"LITTLE did I dream you could be so reckless and so cruel... You have done enough. Have you no sense of decency, sir, at long last? Have you left no sense of decency?" These words were originally directed at Joe McCarthy, but they could as easily apply to some of the Senator's modern day moral and ideological counterparts at the The Dartmouth Review.
Exceeding the expectations of even the most hardened critics of the independent right-wing weekly, the Review published a Yom Kippur issue with this frightening quotation in place of their usual vapid front page "credo": "I believe today I am acting in the sense of the Almighty Creator. By warding off the Jews, I am doing the Lord's work," a repulsive little epigram lifted directly from Hitler's Mein Kampf.
This episode should repulse us all--including the mainstream conservative journalists and foundation directors who have funded the Review to the tune of several hundred thousand dollars each year. These funders should pull the financial plug on a group that has been an embarassment both to Dartmouth and the conservative values it purports to uphold.
THE Yom Kippur episode is the nadir of the 10-year history of the Review. Founded to counter what it saw as the declining intellectual standards and rising liberalism at Dartmouth, the Review staked out a territory far to the right of most conservatives, both in rhetoric and ideology. They personally vilified professors that did not live up to their standards (while choosing to ignore the intellectual slovenliness of their faculty guru, the pompous Jeffrey Hart) and constantly attacked women, Blacks and gays.
Their cowardly nighttime destruction of a few anti-apartheid shacks on Martin Luther King Jr.'s birthday and their ultimately successful attempts to hound music professor William Cole out of the college catapulted them to national attention, but these acts of thuggery are emblematic of their entire approach to journalism.
A couple of examples will suffice. The magazine brought homophobia to a new and vicious low by slipping into a gay students' meeting with a tape recorder and then printing a list of the students who attended. Two years ago, in what can now be seen as a foreshadowing of their Yom Kippur issue, the Review printed a caricature of Dartmouth's President James O. Freedman as Hitler, complete with mustache and stiff-arm salute.
WITH luck, the Yom Kippur incident will be the Review's downfall. The Dartmouth community has acted sensibly. Instead of trying to use disciplinary action against the Review's staff members, Freedman spoke at an anti-Review rally and condemned the magazine's "act of moral cowardice." The student assembly denounced the review for having "fostered an intolerance of diversity at the college."
At first, the Review jumped on the bandwagon by denouncing itself, alleging that "it was an inside job" and pledging, in language that can only be described as Hitleresque, to root out the "human filth" that had typed in the Hitler quote. But a few days later, the magazine went on the offensive and began to push the dubious theory that anti-Review forces were somehow responsible. The usual suspects were trotted out to hint darkly of liberal agents provacateurs who had burrowed their way on to the review's staff.

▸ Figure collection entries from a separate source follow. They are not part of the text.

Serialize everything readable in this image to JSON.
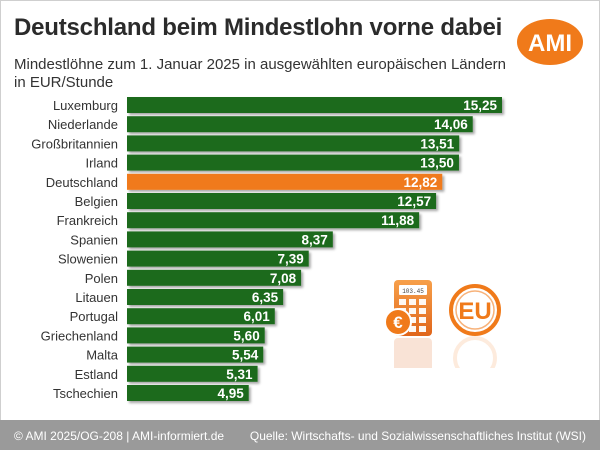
{
  "title": "Deutschland beim Mindestlohn vorne dabei",
  "subtitle": "Mindestlöhne zum 1. Januar 2025 in ausgewählten europäischen Ländern in EUR/Stunde",
  "logo_text": "AMI",
  "footer": {
    "left": "© AMI 2025/OG-208 | AMI-informiert.de",
    "right": "Quelle: Wirtschafts- und Sozialwissenschaftliches Institut (WSI)"
  },
  "icons": {
    "calculator_display": "103.45",
    "euro_symbol": "€",
    "eu_label": "EU"
  },
  "colors": {
    "bar": "#1e6b1e",
    "highlight": "#f07a1a",
    "logo": "#f07a1a",
    "footer": "#9a9a9a"
  },
  "chart_data": {
    "type": "bar",
    "orientation": "horizontal",
    "categories": [
      "Luxemburg",
      "Niederlande",
      "Großbritannien",
      "Irland",
      "Deutschland",
      "Belgien",
      "Frankreich",
      "Spanien",
      "Slowenien",
      "Polen",
      "Litauen",
      "Portugal",
      "Griechenland",
      "Malta",
      "Estland",
      "Tschechien"
    ],
    "values": [
      15.25,
      14.06,
      13.51,
      13.5,
      12.82,
      12.57,
      11.88,
      8.37,
      7.39,
      7.08,
      6.35,
      6.01,
      5.6,
      5.54,
      5.31,
      4.95
    ],
    "value_labels": [
      "15,25",
      "14,06",
      "13,51",
      "13,50",
      "12,82",
      "12,57",
      "11,88",
      "8,37",
      "7,39",
      "7,08",
      "6,35",
      "6,01",
      "5,60",
      "5,54",
      "5,31",
      "4,95"
    ],
    "highlight": "Deutschland",
    "xlim": [
      0,
      15.25
    ],
    "grid": false
  }
}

The Wall Street Journal devoted almost an entire editorial page to the defense of the Review, and an American Enterprise Institute scholar told journalists that the Dartmouth administration had "convened a lynch mob to make scapegoats of innocent students."
These conspiracy theories are more the stuff of the John Birch Society than of responsible conservative journalism. It seems likely that the use of Hitler's words was an attempt by a few staff members to embarass the Editor-in-Chief, Kevin Pritchett, who was selected by the Review's trustees after the staff had elected someone else.
But to simply see this as a sick prank played by a few immature right-wing hacks on each other is to ignore the entire history of the Review and its persecution of those students and faculty who do not represent its rich, white, elitist worldview. As the president of the Dartmouth student assembly has said, the Review's writers have "tainted the image of this college." More than anything else, the result of the Review's actions has been to frighten away talented students and faculty. Like the American generals in Vietnam who had to destroy villages in order to save them, the Review is devastating Dartmouth in order to redeem it.
If kids will be kids, one only hopes that adults will be adults. The conservative journalists and think tanks that support the Review would be doing Dartmouth a big favor by removing their names from the the magazine's masthead and their financial support from its bank accounts so that the Review will fade into a much deserved obscurity.